3. Mme A... fait valoir qu'elle n'a été informée de la réunion, le 5 novembre 2018, du comité médical qui devait examiner si elle était atteinte d'une affection pouvant entraîner son placement en congé de longue maladie, que par lettre du 30 octobre précédent, qu'elle n'aurait reçue que le 5 novembre, et qu'elle n'aurait ainsi pas été mise à même d'y être représentée par un médecin de son choix. Alors même qu'elle fait état de cette irrégularité à l'appui de son moyen de légalité interne tiré de l'erreur manifeste d'appréciation de la décision attaquée, elle doit, compte tenu de la précision du grief et de ses termes, être regardée comme ayant entendu soulever un moyen de légalité externe, tiré d'un vice de procédure, qui n'est pas inopérant.

4. Si un vice affectant le déroulement d'une procédure administrative préalable, suivie à titre obligatoire ou facultatif, n'est de nature à entacher d'illégalité la décision prise que s'il ressort des pièces du dossier qu'il a été susceptible d'exercer, en l'espèce, une influence sur le sens de la décision prise ou qu'il a privé les intéressés d'une garantie, l'impossibilité pour un agent, si elle est établie, de se faire représenter par un praticien de son choix devant le comité médical devant se prononcer sur un éventuel placement en congé longue maladie d'office prive l'intéressé d'une garantie, et est, par suite, de nature à entacher d'illégalité la décision prise.

5. Or, en l'espèce, Mme A... n'a été informée de la réunion du comité médical du

5 novembre 2018 que par la lettre datée du 30 octobre précédent, dont ni la date de réception, ni même la date d'envoi, ne ressortent des pièces du dossier.
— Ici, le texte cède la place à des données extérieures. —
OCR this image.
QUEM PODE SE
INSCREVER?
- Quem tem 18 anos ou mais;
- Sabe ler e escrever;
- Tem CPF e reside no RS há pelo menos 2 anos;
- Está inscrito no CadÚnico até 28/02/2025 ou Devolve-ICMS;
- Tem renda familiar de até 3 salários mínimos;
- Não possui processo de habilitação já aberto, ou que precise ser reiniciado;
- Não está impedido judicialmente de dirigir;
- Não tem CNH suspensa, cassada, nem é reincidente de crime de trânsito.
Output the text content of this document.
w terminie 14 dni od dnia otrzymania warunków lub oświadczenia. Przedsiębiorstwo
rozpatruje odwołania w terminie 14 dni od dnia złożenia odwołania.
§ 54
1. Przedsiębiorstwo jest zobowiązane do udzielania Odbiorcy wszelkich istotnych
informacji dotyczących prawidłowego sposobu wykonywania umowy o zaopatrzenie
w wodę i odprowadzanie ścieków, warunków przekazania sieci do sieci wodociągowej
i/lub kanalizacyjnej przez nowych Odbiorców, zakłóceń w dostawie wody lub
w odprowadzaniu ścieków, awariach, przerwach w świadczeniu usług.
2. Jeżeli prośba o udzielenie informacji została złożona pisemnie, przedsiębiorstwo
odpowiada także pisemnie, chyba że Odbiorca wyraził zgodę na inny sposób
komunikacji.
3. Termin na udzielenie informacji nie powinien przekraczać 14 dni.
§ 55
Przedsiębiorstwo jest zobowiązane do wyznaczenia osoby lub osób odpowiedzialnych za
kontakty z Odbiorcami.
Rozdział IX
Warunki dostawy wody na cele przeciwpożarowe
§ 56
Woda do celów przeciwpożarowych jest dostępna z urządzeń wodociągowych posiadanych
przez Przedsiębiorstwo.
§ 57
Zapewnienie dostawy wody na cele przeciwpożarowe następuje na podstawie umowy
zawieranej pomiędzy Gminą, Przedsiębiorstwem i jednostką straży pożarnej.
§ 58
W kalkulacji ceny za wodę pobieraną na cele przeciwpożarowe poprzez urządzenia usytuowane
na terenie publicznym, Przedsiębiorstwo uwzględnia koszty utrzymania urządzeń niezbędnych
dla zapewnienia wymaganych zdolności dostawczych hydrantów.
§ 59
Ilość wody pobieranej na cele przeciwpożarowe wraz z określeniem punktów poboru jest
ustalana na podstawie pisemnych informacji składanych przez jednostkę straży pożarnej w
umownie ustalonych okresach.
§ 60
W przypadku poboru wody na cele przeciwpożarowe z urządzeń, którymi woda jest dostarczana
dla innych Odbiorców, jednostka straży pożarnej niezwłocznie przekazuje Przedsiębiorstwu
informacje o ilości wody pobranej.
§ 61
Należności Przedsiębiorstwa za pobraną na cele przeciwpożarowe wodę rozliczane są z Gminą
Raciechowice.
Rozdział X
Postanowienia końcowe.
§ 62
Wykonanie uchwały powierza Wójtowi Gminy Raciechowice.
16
Dès lors, alors que le jeudi 1er novembre était férié et que les 3 et 4 novembre correspondaient à un week-end, elle est fondée à soutenir qu'elle a nécessairement reçu ce courrier trop tardivement pour être à même de pouvoir se faire représenter devant ce comité médical, sans que l'administration puisse utilement invoquer la connaissance qu'elle avait de la procédure de placement en congé longue maladie d'office engagée à son encontre, laquelle ne lui permettait pas de connaitre la date de réunion du comité médical. Par suite, elle a été privée d'une garantie et ce vice de procédure entache d'illégalité la décision querellée, sans qu'il soit besoin de se prononcer sur les autres moyens de la requête.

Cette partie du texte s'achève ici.